Exercise 18.13

Proof. Suppose that $g_1$ and $g_2$ are both continuous functions from $\overline{A}$ to $Y$ that extend $f$ so that $g_1(x)=g_2(x)=f(x)$ for all $x\in A$. Clearly $g_1=g_2$ if and only if $g_1(x)=g_2(x)$ for all $x\in \overline{A}$. So suppose that this is not the case so that there is an $x_0\in \overline{A}$ where $g_1(x_0)\ne g_2(x_0)$. Since $Y$ is a Hausdorff space and $g_1(x_0)$ and $g_2(x_0)$ are distinct, there are disjoint neighborhoods $V_1$ and $V_2$ of $g_1(x_0)$ and $g_2(x_0)$, respectively. Then there are also neighborhoods $U_1$ and $U_2$ of $x_0$ such that $g_1(U_1)\subset V_1$ and $g_2(U_2)\subset V_2$ by Theorem 18.1 since both $g_1$ and $g_2$ are continuous.

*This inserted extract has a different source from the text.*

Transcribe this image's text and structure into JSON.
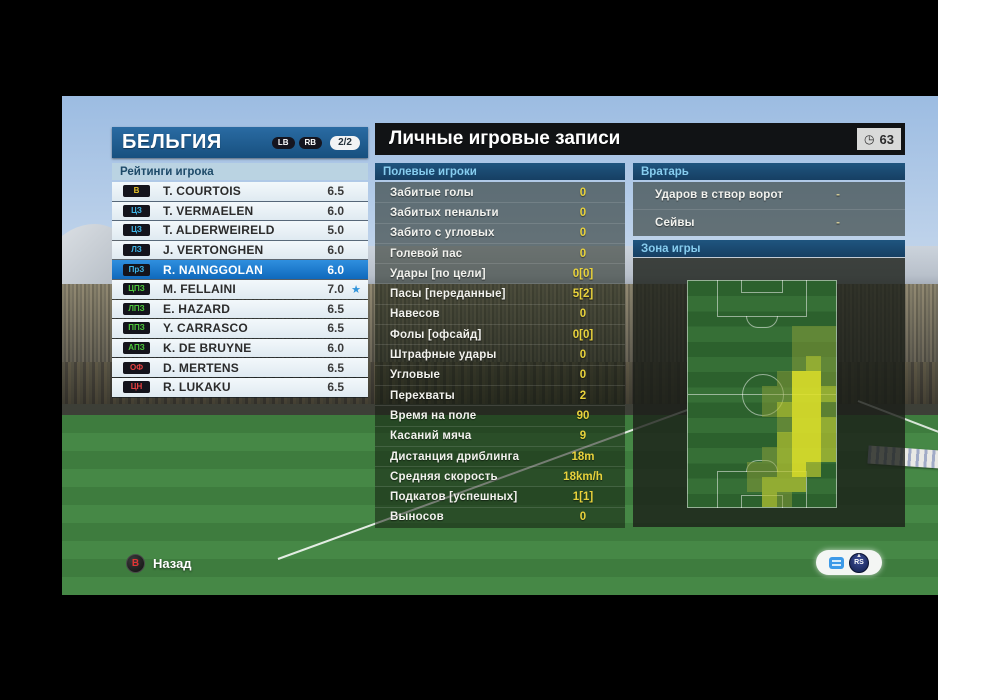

Now let $U=U_1\cap U_2$ so that $U$ is also a neighborhood of $x_0$. Since $x_0\in \overline{A}$, it follows that $U$ intersects $A$ so that there is a $y\in U$ where also $y\in A$ by Theorem 17.5. Since $y\in A$ we have that $g_1(y)=g_2(y)=f(y)$. We also have that $y\in U_1$ and $y\in U_2$ since $U=U_1\cap U_2$. Thus $g_1(y)\in g_1(U_1)$ so that $f(y)=g_1(y)\in V_1$ since $g_1(U_1)\subset V_1$. Similarly $f(y)=g_2(y)\in V_2$, but then we have that $f(y)\in V_1\cap V_2$, which contradicts the fact that $V_1$ and $V_2$ are disjoint! Hence it must be that $g_1=g_2$, which shows uniqueness. □